No curto prazo, todas as intervenções dietéticas foram mais eficazes do que os cuidados habituais para 50% ou mais de redução de convulsões (TBIG: odds ratio [OR], 24,7, intervalo de confiança de 95% [IC 95%] 5,3-115,4); DAM (OR , 11,3 [IC 95%, 5,1-25,1]) DC (OR, 8,6 [IC 95%, 3,7-20,0]), enquanto a DC (OR, 6,5 [IC 95%, 2,3-18,0]) e a DAM (OR, 5,1 [IC 95% 2,2-12,0]) foram melhores do que os cuidados habituais para redução de convulsões de 90% ou mais. No entanto, as taxas de descontinuação relacionadas a eventos adversos foram significativamente maiores para a DC (OR, 8,6 [IC 95%, 1,8-40,6]) e para a DAM (OR, 6,5 [IC 95%, 1,4-31,2]) em comparação com cuidados habituais. Indiretamente, não houve diferença significativa entre as terapias dietéticas nos resultados de eficácia e segurança. Os eventos adversos descritos foram: vômitos, diarreia, dor abdominal, constipação, falta de energia, aumento das convulsões, anorexia, infecção, fome, perda de peso, hematúria, distúrbios do sono, dislipidemia, hipercolesterolemia, hipertrigliceridemia, escorbuto, prolongamento do intervalo QTc, encefalopatia hiperamonêmica, litíase renal, hipercalciúria, hiperuricemia e trombocitopenia.

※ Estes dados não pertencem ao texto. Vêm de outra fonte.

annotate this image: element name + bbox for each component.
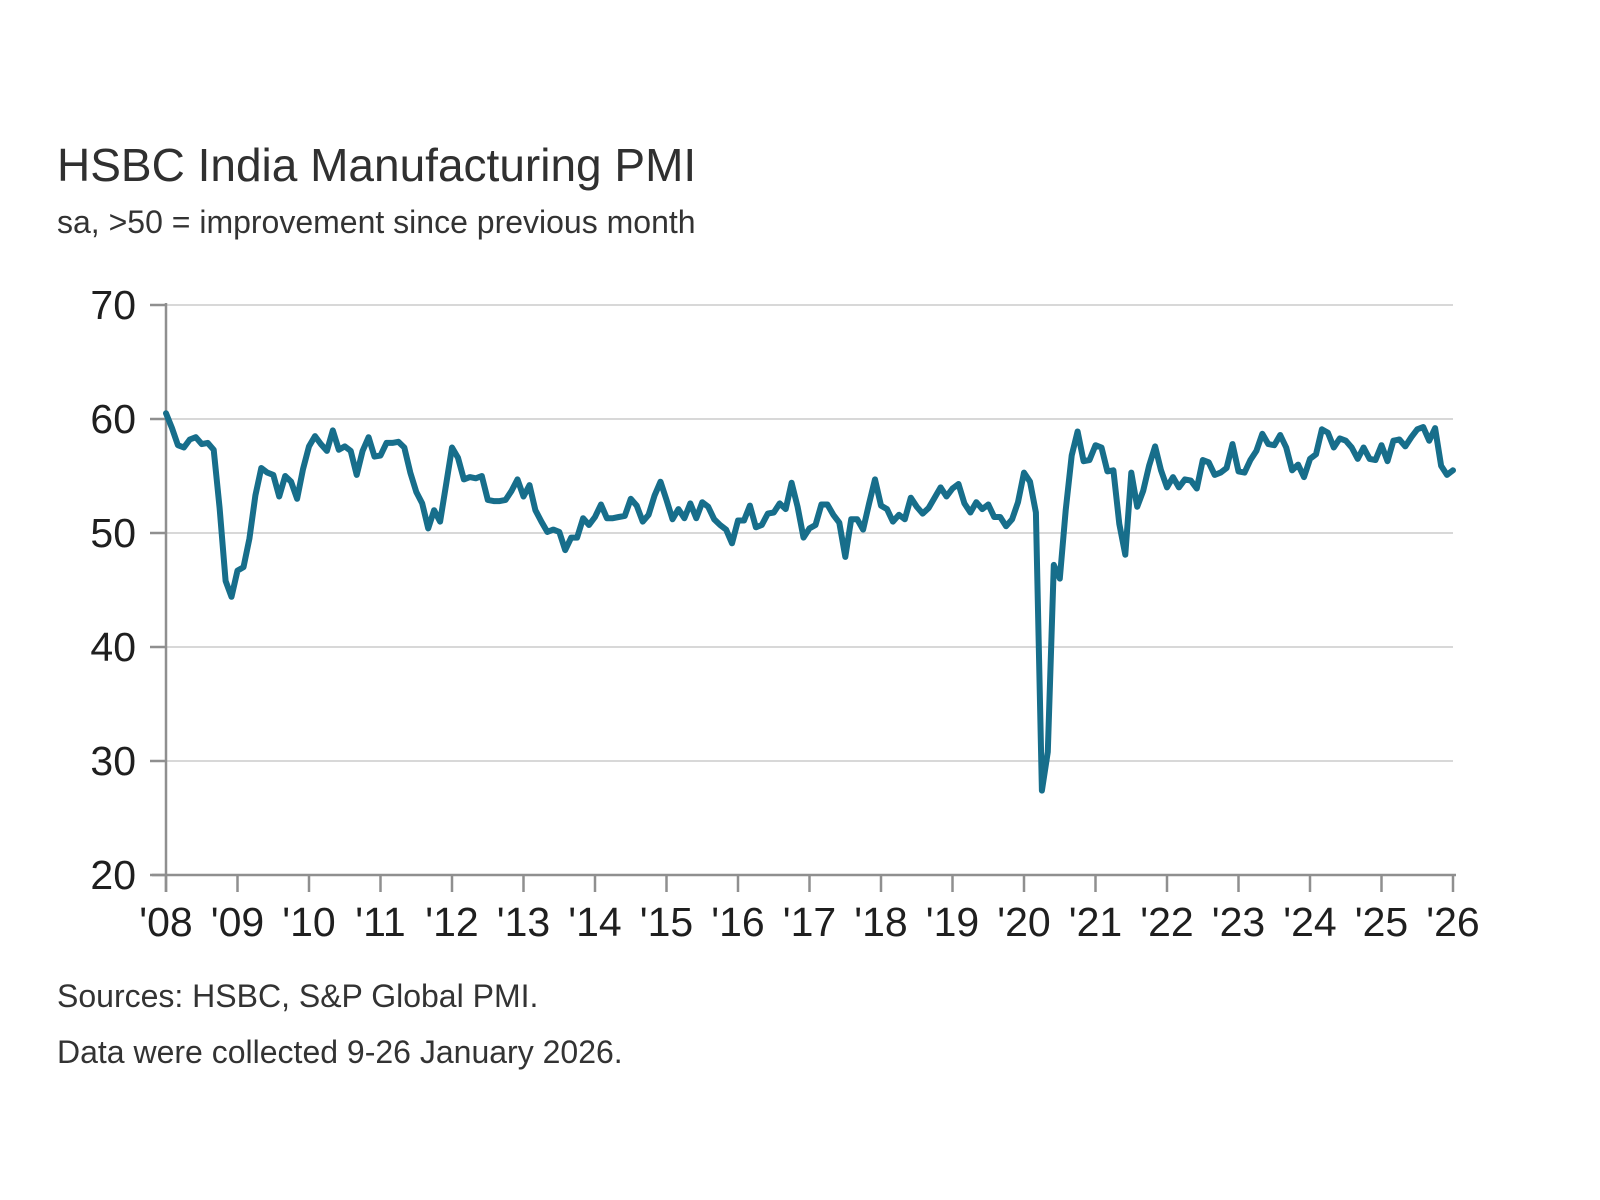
x-axis-label-11: '11 <box>355 899 405 945</box>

Em suma, nessa revisão sistemática e metanálise de rede, todas as intervenções dietéticas foram consideradas mais eficazes do que os cuidados habituais para a redução de convulsões em curto prazo de 50% ou mais e 90% ou mais. Todavia as taxas de descontinuação relacionadas a eventos adversos foram significativamente maiores com a DC e a DAM. A DAM com melhor tolerabilidade e maior probabilidade de redução de convulsões de 50% ou mais pode ser uma opção mais robusta do que uma DC.
Conclusão
Os pesquisadores concluíram que todas as terapias dietéticas (DC, DAM e TBIG) são eficazes para 50% ou mais de redução de convulsões em curto prazo em comparação com os cuidados habituais. A DC e a DAM foram melhores do que os cuidados habituais para resultados de eficácia significativos de curto prazo, ou seja, 90% ou mais e 100% de redução de convulsões, enquanto a comparação com a TBIG e diferentes proporções cetogênicas de 2,5:1, 4:1 e DC-TCM foram imprecisas, afirmando uma relativa falta de evidências robustas para eles. A DAM com melhor tolerabilidade e uma probabilidade maior de 50% ou mais de redução de convulsões e probabilidade comparável de 90% ou mais de redução de convulsões e ausência de convulsões parece ser uma opção mais robusta do que a DC. Houve uma escassez de estudos com foco nos resultados intermediários e de longo prazo de DC, DAM e TBIG. Estudos comparativos diretos no futuro são necessários para confirmar ainda mais essas descobertas.